The Reform of Numa Pompilius
The second king of Rome, Numa Pompilius, is credited with a major overhaul of the calendar around 700 BCE. Seeking to create a more accurate solar calendar, he added two new months to the beginning of the year: Ianuarius (January) and Februarius (February). This expansion brought the total number of days to 355, which was a closer approximation of the lunar year. January was named after Janus, the god of doors, gates, and new beginnings, fitting for a month that now marked the start of the civil year. February, derived from the Latin *februare*, meaning "to purify," was dedicated to Februa, a festival of purification held on the 15th of the month.
However, this new 355-day calendar still presented a problem. A true solar year is approximately 365.25 days long, meaning the Roman calendar was short by about 10 and a quarter days each year.
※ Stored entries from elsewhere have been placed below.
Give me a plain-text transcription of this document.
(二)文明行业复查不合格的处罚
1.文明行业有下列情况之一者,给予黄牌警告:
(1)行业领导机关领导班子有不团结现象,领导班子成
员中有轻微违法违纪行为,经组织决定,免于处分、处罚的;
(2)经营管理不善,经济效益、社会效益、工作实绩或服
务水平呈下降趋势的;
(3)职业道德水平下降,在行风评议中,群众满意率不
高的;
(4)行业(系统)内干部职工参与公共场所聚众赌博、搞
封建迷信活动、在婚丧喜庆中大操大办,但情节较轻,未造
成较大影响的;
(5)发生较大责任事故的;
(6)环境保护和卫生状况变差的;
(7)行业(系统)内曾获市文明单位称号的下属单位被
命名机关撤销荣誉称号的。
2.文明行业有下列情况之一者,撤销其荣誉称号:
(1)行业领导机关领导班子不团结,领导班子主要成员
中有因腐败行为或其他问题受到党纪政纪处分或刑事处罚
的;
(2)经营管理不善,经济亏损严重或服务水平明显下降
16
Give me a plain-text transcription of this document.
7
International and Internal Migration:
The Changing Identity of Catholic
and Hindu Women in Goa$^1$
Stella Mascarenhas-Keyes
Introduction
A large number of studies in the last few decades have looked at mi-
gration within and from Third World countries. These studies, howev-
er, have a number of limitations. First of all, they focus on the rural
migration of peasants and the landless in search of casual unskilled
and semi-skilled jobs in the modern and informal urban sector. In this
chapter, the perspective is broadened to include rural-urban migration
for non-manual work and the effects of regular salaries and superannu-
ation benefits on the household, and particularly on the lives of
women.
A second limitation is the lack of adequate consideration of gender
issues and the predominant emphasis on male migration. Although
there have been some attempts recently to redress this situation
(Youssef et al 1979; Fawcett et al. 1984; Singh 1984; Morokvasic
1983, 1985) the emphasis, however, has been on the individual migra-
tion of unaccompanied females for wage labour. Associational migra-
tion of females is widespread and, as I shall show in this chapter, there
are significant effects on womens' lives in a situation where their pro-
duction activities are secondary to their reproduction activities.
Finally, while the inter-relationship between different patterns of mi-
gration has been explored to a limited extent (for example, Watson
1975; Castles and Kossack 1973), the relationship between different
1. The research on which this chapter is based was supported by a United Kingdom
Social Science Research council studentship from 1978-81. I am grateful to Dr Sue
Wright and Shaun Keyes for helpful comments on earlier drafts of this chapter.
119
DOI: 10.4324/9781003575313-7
To correct this drift, the Roman authorities employed a confusing and often manipulated system of intercalation. An extra month, known as Mercedonius, was occasionally inserted after February to realign the calendar with the seasons. This system, managed by the priesthood, became notoriously corrupt, as political leaders could extend their terms by ordering the insertion of the intercalary month, leading to significant confusion regarding the dating of events.
The Julian Reform and the Fixed Structure
The final and most decisive step in solidifying January and February as the first two months of the year came with the Julian calendar reform in 46 BCE. The Roman dictator Julius Caesar, with the advice of the Alexandrian astronomer Sosigenes, introduced a radical change. He abolished the old system of intercalation and instituted a standardized calendar based on a solar year of 365.25 days. This "Julian calendar" established the familiar pattern of 12 months with a fixed number of days.
Under this new system, the order of the months was shifted so that January and February became the unequivocal start of the year. The length of the months was adjusted to create a 365-day common year, with an extra day added to February every four years to account for the quarter-day remainder. For the first time, the structure of the calendar was stable and predictable, permanently cementing the positions of January and February at the beginning of the annual cycle.